Rationalizing denominators in radical expressions

[MickieMik]

Rationalize the denominator

(2)/ sq rt [3] + sq rt [2]

I know this probably seems easy to some but from what I can find about how to do a problem of this type you are supposed to multiply the denominator by both the numerator and the denominator. So would you do this?

Numerator (2)(sq rt 3) + (2)(sq rt 3) = 6+6 = 12
Denominator (sq rt 3) + (sq rt 2) (sq rt 3) +(sq rt 2) = (sq rt 9) + (sq rt 4)

(12)/(3 + 2) = 12/5 (?) I have no idea of how to do this or if I am even close. This just looks kind of crazy , Please help. Thank you very much

 

[Loren]

(2)/ sq rt [3] + sq rt [2] means...
\(\displaystyle \frac{2}{\sqrt{3}} + \sqrt{2}\)

Is this what you mean or do you mean 2/(sq rt [3] + sq rt [2])?

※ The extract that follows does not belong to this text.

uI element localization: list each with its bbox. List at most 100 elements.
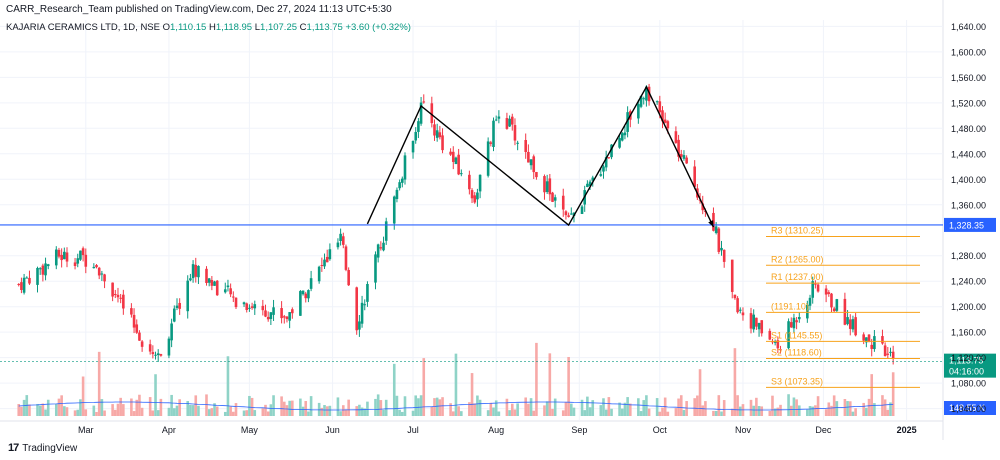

If it is the latter, you need to multiply both numerator and denominator by the conjugate of the denominator. That should get you started.

 

[tkhunny]

You must get the idea of the "congugate" based on the concept \(\displaystyle (x+y)(x-y) = x^{2} - y^{2}\).

So,

\(\displaystyle \frac{1}{\sqrt{3} + \sqrt{2}}*\frac{\sqrt{3} - \sqrt{2}}{\sqrt{3} - \sqrt{2}}\)

Now multiply and observe the workings of the concept mentioned above.

 

[MickieMik]

Loren, thanks for responding. The problem is written like a fraction with 2 as the numerator and the denominator written as ?[6] + ?[2]

Thanks

 

[tkhunny]

Loren, thanks for responding. The problem is written like a fraction with 2 as the numerator and the denominator written as ?[6] + ?[2]

Thanks

In other words, exactly as I described and demonstrated. Let's see what you get.

 

[MickieMik]

I really don't get this from other questions/answers in the book but this is a bad attempt.

2/ sq rt[3] + sq rt [2]
sq rt [6] - sq rt [4] / 9 - 4
2 sq rt[6] / 4

From what I could see in my book this is what I came up with. Also in my book and also CD It looks to me when simplifying a radical when there is exponents in it you do this for example

sq rt[9x^12y^8x^10 you find the square of the 9 and then to me it looks like when squaring you do this

3x^6y^4z^10
3x^3y^2z^5. In the book or CD it doesn't get as high as 10 for an exponent (squaring it) but say an x^7 becomes x^6 and that becomes x^3, so if we simplify an even number we take the largest even number out of an exponent and then simplify it again by dividing in half again, cubed by 3 and 3 again if possible? Of course if there was an odd exponent for squared, even for cubed, etc you would leave that one behind.

 

[MickieMik]

Rationalizing the denominator in Radicals

I really don't get this from other questions/answers in the book but this is a bad attempt.

2/ sq rt[3] + sq rt [2]
sq rt [6] - sq rt [4] / 9 - 4
2 sq rt[6] / 4

From what I could see in my book this is what I came up with. Also in my book and also CD It looks to me when simplifying a radical when there is exponents in it you do this for example

sq rt[9x^12y^8x^10 you find the square of the 9 and then to me it looks like when squaring you do this

3x^6y^4z^10
3x^3y^2z^5. In the book or CD it doesn't get as high as 10 for an exponent (squaring it) but say an x^7 becomes x^6 and that becomes x^3, so if we simplify an even number we take the largest even number out of an exponent and then simplify it again by dividing in half again, cubed by 3 and 3 again if possible? Of course if there was an odd exponent for squared, even for cubed, etc you would leave that one behind.

 

[Loren]

Re: Rationalizing the denominator in Radicals

Your statement 2/ sq rt[3] + sq rt [2] means...

\(\displaystyle \frac{2}{\sqrt{3}}+\sqrt{2}\)

Is that what you mean? If not, please clarify by using parenthesis so that there is no misunderstanding.